I'm totally awed by your industry & your insights & the way you told this story. Truly wonderful & I hope you do some editing & place it elsewhere. People should be reading this story.
So Cool.
I would love to keep bees. Except for the whole epi-pen thing I'd need to carry around with me all the time.
How cool! I never really thought about how honey is harvested before.
Is "uncapping" removing the wax? That's what it looks like, at least.

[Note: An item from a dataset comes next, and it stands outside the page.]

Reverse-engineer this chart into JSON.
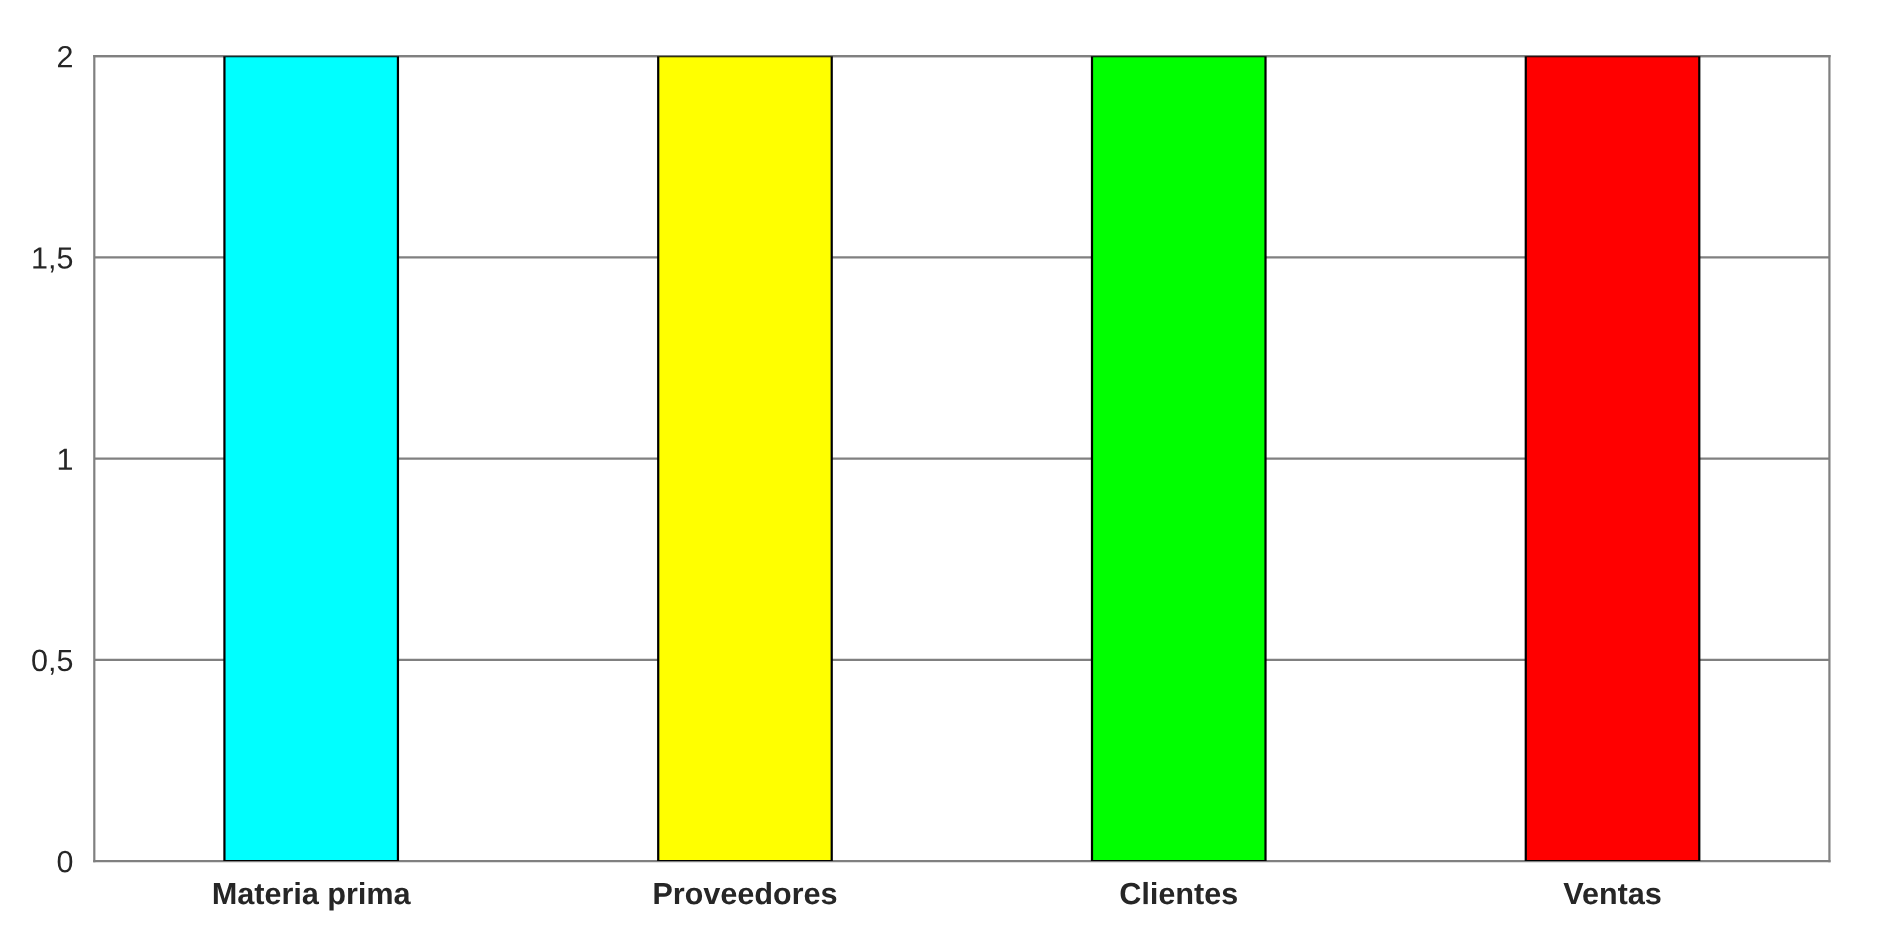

Your story reminded me of childhood memory. When I was growing up, my father was a beekeeper. We called one of his hives "The Terrorists". I swear there were sniper bees circling above the hollow where the hives were located, just waiting for an unsuspecting human to move into range. It was well worth the effort to enjoy the fruits of the bee labor, though. Did you know that if stored properly, honey doesn't spoil? I'm still working my way through a 2 gallon jar of my dad's last harvest several years ago. I hope you feel tremendous satisfaction and pride about your bounty, Melissa.